# Embedding custom cipher to FreeBSD



## beaute (Mar 27, 2011)

Hello

Basically I'm trying to add my custom cipher (it's a dummy cipher called Panther) to be used with IKE/ESP to encrypt traffic using strongswan. I know how to do this in linux, but this is quite different on FreeBSD. I understand this is a complicated process esp that strongswan is not fully supported on FreeBSD but I'm trying to deal with one problem at a time. I'm only using IKEv2 and I have done this same customization on linux, so I know it's possible.

Now, the thing is, to use Panther in ESP, I need to create a kernel module and load it and use it. So I took my shiny panther source files and placed them in a directory alongside the other standard kernel ciphers blowfish aes...etc. I then modified some files in the netipsec/ directory like the xform_esp.c among others. Basically I looked in the kernel for all occurrences of blowfish, and then added a similar entry for panther. I finally compiled my kernel with no problems. I just don't know if my module is working or no. How do I check that? Is there any way I could use my custom cipher without strongswan or setkey (not that I haven't tried) but I'm just not sure whether the errors are from strongswan/setkey not recognizing panther or from the module itself. I tried kldstat but that's not it.
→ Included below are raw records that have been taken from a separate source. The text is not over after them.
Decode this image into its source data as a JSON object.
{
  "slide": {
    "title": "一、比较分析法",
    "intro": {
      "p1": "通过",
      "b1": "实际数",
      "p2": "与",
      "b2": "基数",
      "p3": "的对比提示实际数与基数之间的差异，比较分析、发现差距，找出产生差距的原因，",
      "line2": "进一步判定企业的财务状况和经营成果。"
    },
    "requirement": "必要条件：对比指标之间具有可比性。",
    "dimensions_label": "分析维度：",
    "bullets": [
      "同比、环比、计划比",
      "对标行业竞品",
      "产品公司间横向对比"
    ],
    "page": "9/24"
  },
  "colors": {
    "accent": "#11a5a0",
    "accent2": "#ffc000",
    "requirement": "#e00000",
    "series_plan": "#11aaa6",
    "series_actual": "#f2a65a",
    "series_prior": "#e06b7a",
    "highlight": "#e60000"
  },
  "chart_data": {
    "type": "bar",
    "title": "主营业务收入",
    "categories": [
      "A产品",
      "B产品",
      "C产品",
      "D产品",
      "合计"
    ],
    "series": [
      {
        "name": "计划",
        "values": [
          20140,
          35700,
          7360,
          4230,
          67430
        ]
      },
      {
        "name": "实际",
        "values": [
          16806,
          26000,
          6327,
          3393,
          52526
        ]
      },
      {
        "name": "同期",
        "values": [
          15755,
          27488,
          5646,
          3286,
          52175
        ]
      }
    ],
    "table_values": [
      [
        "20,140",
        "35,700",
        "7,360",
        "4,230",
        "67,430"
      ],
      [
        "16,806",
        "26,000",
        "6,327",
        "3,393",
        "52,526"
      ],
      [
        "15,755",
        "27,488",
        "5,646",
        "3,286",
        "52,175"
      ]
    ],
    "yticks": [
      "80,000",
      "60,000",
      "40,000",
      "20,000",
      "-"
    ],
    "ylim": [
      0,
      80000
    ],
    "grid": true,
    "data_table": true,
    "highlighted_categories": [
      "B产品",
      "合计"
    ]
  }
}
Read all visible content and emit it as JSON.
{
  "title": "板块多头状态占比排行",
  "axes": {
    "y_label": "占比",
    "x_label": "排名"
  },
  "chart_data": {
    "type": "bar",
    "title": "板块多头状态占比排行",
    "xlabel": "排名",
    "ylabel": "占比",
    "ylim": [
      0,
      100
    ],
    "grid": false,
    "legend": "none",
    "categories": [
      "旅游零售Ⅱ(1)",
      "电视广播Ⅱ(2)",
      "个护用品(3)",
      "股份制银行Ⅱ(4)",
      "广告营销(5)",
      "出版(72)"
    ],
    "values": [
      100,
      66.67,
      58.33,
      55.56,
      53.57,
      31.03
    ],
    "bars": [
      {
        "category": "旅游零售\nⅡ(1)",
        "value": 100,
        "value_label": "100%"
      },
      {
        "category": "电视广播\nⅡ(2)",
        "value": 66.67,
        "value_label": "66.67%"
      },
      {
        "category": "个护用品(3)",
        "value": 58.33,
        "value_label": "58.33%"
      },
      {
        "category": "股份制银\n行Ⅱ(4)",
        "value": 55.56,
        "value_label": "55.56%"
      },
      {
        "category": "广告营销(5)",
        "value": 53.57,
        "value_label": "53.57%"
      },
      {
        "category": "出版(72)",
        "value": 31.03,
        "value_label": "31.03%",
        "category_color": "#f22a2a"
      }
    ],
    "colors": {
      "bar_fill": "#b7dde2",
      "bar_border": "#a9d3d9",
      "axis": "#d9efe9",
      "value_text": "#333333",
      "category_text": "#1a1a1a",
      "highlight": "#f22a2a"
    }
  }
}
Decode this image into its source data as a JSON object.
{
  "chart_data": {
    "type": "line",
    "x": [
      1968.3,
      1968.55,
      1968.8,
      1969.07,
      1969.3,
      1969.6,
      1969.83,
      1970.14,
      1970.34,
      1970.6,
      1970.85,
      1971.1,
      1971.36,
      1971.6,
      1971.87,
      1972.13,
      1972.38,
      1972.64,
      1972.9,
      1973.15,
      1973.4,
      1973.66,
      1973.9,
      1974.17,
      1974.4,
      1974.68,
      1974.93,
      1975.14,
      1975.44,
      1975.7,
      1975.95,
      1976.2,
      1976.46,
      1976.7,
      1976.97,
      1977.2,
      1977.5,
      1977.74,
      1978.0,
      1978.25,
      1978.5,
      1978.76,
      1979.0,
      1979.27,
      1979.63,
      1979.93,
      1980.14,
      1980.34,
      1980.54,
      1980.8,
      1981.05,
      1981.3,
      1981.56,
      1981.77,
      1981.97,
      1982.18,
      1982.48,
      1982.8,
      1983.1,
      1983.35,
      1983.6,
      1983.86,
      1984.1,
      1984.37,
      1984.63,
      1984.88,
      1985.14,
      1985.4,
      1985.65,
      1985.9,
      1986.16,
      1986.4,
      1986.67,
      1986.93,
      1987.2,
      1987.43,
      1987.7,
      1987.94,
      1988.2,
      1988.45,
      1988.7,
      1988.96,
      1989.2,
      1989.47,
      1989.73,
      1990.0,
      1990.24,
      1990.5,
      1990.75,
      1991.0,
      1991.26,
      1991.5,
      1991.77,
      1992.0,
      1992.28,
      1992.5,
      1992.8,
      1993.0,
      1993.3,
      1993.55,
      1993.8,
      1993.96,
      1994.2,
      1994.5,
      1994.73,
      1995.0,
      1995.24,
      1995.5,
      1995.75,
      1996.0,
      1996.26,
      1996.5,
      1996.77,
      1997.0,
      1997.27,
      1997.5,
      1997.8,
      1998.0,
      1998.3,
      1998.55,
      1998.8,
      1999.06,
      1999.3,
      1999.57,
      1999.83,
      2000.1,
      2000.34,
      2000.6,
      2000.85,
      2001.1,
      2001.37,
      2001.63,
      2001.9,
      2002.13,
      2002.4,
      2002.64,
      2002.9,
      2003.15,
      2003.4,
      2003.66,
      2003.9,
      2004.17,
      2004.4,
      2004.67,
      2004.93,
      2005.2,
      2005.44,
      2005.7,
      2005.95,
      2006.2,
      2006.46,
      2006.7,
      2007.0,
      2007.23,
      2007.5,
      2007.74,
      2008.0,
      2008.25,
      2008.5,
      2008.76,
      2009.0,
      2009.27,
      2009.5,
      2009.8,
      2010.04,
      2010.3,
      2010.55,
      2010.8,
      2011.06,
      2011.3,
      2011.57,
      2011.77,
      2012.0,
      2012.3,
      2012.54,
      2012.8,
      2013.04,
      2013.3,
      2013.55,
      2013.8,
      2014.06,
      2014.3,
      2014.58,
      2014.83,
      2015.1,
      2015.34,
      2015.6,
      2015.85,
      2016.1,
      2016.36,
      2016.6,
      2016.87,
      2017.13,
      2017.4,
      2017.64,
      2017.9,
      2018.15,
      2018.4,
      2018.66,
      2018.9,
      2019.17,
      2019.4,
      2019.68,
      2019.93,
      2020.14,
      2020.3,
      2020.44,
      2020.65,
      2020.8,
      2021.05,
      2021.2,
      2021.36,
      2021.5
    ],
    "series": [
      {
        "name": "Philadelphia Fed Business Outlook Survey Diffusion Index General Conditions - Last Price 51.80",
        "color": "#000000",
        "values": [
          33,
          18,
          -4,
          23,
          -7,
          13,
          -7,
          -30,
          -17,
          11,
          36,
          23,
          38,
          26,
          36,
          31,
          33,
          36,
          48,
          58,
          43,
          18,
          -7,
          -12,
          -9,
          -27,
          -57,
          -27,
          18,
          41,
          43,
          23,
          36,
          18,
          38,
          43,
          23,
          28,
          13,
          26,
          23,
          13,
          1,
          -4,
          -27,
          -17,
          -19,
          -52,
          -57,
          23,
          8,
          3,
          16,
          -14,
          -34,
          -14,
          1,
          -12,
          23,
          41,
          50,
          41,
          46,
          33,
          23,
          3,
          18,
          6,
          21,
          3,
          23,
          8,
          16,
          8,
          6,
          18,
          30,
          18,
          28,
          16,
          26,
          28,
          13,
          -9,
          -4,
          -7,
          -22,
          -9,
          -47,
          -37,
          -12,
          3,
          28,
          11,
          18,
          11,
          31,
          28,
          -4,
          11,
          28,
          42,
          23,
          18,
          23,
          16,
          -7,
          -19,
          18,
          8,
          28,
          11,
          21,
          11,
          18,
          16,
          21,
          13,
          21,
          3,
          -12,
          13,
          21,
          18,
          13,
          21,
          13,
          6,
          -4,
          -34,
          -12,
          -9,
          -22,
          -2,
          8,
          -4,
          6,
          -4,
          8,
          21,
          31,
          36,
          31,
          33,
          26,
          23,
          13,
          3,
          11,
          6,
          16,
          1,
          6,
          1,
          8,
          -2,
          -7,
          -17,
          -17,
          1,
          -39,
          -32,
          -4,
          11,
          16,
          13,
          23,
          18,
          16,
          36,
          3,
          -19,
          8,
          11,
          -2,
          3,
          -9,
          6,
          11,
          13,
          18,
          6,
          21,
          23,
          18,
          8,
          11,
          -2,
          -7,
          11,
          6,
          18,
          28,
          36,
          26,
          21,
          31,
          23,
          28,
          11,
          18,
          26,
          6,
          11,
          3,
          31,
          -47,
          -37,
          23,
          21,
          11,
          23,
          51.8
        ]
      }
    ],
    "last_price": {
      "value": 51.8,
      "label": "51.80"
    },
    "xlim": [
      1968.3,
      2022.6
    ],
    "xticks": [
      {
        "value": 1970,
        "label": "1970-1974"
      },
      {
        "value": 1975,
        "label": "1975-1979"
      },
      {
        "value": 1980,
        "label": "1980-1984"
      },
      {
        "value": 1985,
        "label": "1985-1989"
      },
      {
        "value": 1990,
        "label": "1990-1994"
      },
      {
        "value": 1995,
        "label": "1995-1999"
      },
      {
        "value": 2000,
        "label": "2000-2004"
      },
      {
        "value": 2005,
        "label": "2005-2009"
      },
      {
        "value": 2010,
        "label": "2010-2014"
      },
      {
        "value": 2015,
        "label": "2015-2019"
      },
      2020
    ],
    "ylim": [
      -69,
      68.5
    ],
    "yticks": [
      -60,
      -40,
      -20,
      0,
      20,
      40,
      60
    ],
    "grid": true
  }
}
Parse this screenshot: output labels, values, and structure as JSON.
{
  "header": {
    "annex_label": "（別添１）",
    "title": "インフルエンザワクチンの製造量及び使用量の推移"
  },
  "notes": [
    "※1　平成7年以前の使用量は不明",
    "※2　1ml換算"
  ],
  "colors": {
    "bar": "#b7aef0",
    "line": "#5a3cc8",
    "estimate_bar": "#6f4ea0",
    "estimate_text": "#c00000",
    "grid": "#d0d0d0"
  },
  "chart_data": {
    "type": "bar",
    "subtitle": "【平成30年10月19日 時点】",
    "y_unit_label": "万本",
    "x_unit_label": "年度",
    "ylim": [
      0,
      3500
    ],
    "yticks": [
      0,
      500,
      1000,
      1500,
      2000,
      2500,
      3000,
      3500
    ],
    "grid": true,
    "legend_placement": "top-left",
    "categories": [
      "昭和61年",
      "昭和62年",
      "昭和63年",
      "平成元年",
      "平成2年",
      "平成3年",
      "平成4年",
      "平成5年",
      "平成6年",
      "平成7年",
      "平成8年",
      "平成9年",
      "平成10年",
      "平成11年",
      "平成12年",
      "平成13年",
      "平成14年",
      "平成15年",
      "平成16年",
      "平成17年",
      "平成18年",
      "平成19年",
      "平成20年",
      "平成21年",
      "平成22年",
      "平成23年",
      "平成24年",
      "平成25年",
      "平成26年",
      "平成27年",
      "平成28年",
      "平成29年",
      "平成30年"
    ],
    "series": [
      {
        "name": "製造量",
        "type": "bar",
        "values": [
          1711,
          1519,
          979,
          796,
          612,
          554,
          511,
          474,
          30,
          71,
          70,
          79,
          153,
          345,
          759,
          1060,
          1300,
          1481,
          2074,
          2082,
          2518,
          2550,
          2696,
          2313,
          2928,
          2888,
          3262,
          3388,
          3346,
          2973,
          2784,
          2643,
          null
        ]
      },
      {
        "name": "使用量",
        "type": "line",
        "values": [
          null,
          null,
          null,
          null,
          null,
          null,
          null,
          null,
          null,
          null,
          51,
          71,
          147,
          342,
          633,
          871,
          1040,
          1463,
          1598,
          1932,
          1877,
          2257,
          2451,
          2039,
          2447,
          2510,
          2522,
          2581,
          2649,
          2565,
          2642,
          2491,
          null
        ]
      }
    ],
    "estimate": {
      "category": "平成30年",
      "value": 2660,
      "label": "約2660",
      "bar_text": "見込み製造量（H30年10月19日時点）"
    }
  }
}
In linux I could just lsmod and it would show whenever it's invoked. 

Any help on how to customize a new cipher into FreeBSD is appreciated thanks.


----------



## bestwc (Apr 25, 2011)

Hi beaute,

I'm not familiar with ciphers on FreeBSD, but your requirements sound like you really want a system call. I don't know if that's what you want, but I think it worth a try.

You can wrap your cipher code in a system call structure, and use kldload to dynamically load the module into kernel, then you can write small applications to interact with that system call.

If you are interested in FreeBSD Kernel Programming in general, I'm trying to write some notes on it, maybe you want to have a look at my notes.


----------